Mechanistic and modeling insights into the immobilization of Cd and organic carbon during abiotic transformation of ferrihydrite induced by Fe(II)

Iron (Fe) oxides and fulvic acid (FA) are the key components affecting the fate of cadmium (Cd) in soil. The presence of FA influences Fe mineral transformation, and FA may complicate phase transformation and dynamic behavior of Cd. How varying Fe minerals and FA affect Cd immobilization during the ferrihydrite transformation induced by various Fe(II) concentrations, however, is still lack of quantitative understanding. In this study, we built a model for Cd species quantification during phase transformation based on mechanistic insights obtained from batch experiments.
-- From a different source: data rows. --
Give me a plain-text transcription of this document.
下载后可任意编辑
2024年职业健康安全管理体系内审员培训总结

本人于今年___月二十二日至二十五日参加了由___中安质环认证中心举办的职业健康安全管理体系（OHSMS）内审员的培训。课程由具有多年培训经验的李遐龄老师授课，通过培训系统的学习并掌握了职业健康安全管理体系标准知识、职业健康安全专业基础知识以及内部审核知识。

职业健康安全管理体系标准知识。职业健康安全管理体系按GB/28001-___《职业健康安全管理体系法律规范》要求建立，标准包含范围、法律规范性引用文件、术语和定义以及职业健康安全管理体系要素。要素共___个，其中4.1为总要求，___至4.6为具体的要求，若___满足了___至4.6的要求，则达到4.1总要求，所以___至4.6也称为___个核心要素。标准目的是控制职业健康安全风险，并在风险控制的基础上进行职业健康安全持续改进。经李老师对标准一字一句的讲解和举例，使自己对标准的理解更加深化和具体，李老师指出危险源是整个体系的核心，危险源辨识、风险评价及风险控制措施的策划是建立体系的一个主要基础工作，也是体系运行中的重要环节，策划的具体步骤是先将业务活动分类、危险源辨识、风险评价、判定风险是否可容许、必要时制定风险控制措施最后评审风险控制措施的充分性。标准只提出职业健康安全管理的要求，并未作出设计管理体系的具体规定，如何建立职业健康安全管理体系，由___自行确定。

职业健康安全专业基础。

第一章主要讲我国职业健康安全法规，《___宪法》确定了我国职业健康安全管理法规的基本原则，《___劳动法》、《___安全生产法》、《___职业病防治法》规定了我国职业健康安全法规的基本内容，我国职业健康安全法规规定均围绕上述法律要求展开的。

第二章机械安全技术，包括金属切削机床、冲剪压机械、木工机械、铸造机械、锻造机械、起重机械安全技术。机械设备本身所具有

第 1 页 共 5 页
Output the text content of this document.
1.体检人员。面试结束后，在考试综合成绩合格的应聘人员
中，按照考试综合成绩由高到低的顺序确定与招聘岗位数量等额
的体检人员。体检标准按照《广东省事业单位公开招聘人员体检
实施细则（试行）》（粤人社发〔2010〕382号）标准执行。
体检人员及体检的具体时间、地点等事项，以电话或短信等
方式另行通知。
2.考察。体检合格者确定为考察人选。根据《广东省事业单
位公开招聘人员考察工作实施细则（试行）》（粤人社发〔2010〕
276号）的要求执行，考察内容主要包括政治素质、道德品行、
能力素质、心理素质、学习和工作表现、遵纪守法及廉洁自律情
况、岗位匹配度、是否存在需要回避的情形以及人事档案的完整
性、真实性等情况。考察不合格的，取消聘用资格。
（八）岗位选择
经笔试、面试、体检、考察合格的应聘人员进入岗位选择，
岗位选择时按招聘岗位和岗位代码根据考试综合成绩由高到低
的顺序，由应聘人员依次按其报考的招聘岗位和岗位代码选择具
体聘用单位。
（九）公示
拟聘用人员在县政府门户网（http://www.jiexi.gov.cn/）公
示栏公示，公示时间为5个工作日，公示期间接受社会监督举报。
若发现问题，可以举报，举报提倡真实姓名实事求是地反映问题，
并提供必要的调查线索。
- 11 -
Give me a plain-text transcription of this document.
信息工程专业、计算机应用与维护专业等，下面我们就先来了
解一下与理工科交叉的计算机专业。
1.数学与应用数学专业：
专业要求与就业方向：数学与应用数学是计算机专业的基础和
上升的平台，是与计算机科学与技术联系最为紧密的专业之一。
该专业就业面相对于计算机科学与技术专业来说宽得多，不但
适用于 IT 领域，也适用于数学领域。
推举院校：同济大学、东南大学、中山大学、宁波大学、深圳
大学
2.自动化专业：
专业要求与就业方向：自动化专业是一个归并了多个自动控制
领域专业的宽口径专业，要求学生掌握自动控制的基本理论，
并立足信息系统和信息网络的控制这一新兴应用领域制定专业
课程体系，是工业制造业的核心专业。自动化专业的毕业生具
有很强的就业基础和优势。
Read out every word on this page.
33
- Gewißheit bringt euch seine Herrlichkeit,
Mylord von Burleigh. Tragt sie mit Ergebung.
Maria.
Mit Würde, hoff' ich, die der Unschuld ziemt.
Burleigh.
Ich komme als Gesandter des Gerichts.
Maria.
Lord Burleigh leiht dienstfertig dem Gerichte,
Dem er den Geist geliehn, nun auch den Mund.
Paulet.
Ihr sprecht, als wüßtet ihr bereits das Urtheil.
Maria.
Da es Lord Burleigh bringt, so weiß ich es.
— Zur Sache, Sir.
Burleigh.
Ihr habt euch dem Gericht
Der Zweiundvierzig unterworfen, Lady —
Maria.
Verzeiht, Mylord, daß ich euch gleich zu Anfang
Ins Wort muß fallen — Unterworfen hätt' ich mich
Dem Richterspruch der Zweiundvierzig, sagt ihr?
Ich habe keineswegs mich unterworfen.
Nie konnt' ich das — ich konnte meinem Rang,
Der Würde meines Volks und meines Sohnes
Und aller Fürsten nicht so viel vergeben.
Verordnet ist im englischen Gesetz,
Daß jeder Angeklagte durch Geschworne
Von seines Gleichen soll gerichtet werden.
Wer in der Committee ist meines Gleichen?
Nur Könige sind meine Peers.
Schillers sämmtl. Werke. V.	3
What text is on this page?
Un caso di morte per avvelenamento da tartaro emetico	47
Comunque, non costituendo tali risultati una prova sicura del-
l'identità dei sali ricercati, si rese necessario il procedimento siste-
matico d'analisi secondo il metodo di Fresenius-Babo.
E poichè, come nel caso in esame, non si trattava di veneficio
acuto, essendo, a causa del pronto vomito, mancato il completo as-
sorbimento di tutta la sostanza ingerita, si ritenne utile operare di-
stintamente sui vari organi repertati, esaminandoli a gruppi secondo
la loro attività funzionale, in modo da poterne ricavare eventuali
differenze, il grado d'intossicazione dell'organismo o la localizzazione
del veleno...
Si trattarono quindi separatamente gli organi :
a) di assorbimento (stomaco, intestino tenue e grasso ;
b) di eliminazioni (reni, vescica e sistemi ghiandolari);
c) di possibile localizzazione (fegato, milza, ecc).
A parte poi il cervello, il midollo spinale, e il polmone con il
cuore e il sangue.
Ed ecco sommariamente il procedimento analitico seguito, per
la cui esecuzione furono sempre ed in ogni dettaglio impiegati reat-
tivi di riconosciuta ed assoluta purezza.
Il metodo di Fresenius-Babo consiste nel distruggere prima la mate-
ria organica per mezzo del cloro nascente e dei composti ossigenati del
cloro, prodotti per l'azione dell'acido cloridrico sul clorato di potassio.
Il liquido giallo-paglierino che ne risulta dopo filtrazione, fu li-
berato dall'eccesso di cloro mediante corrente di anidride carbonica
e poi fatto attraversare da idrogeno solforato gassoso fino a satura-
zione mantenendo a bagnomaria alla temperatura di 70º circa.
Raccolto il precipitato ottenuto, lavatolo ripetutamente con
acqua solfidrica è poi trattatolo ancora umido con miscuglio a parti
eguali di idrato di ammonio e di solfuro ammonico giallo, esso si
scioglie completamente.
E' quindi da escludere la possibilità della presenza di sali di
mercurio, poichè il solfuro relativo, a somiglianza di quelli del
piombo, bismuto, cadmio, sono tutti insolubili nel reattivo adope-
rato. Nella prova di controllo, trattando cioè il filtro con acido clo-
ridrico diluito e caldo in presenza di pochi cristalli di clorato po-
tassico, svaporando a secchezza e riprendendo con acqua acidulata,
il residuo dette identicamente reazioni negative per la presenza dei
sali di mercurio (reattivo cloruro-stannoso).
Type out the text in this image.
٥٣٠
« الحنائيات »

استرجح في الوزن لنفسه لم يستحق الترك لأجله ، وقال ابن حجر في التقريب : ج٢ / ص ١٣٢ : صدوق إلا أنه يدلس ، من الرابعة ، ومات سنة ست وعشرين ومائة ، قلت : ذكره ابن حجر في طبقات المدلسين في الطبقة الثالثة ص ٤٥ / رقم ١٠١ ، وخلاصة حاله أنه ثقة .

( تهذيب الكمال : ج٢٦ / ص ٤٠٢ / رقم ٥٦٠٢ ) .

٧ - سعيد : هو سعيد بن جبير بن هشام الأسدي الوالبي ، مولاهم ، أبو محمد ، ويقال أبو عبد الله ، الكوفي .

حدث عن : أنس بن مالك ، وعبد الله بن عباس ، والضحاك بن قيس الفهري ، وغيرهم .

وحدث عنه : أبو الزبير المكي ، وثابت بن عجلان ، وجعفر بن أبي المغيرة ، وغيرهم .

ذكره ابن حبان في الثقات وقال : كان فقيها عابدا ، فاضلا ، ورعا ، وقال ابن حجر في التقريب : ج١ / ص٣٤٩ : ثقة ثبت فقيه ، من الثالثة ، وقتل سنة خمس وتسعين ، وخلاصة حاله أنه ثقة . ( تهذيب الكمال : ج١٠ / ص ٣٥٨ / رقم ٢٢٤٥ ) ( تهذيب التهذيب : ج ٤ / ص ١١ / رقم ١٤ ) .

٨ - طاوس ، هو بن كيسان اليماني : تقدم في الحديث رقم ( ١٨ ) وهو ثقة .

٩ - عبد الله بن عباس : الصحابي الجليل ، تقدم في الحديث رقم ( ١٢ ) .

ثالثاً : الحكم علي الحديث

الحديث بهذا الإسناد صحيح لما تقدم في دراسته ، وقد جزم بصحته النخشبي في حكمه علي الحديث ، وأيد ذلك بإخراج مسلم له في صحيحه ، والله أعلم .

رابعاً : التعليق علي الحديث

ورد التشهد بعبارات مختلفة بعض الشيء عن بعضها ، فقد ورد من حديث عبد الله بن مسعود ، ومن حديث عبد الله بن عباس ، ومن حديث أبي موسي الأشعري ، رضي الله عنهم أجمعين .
Spectroscopic analysis showed that Fe(II) concentrations affected secondary Fe minerals formation under the condition of co-existence of Cd and FA, and ultimately changed the distribution of Cd and FA. Microscopic analysis revealed that besides surface adsorption, part of Cd was sequestrated by magnetite, whereas FA was able to diffuse into lepidocrocite defects. The model revealed that adsorbed Cd was mainly controlled by FA and ferrihydrite, and direct complexation of Cd by FA had a strong impact on the continuous change in Cd at lower Fe(II) concentration. The results contribute to an in-depth understanding of the mobility of Cd in the environment and provide a method for quantifying the dynamic behavior of heavy metals in multi-reactant systems. [Display omitted] •High concentration of Fe(II) is beneficial to the Cd incorporation.•Cd distribution was quantitatively assessed by an integrated surface complexation model.•Adsorbed Cd was mainly controlled by fulvic acid and ferrihydrite.•Quantitative mode can assess the roles of each reactant for Cd adsorption.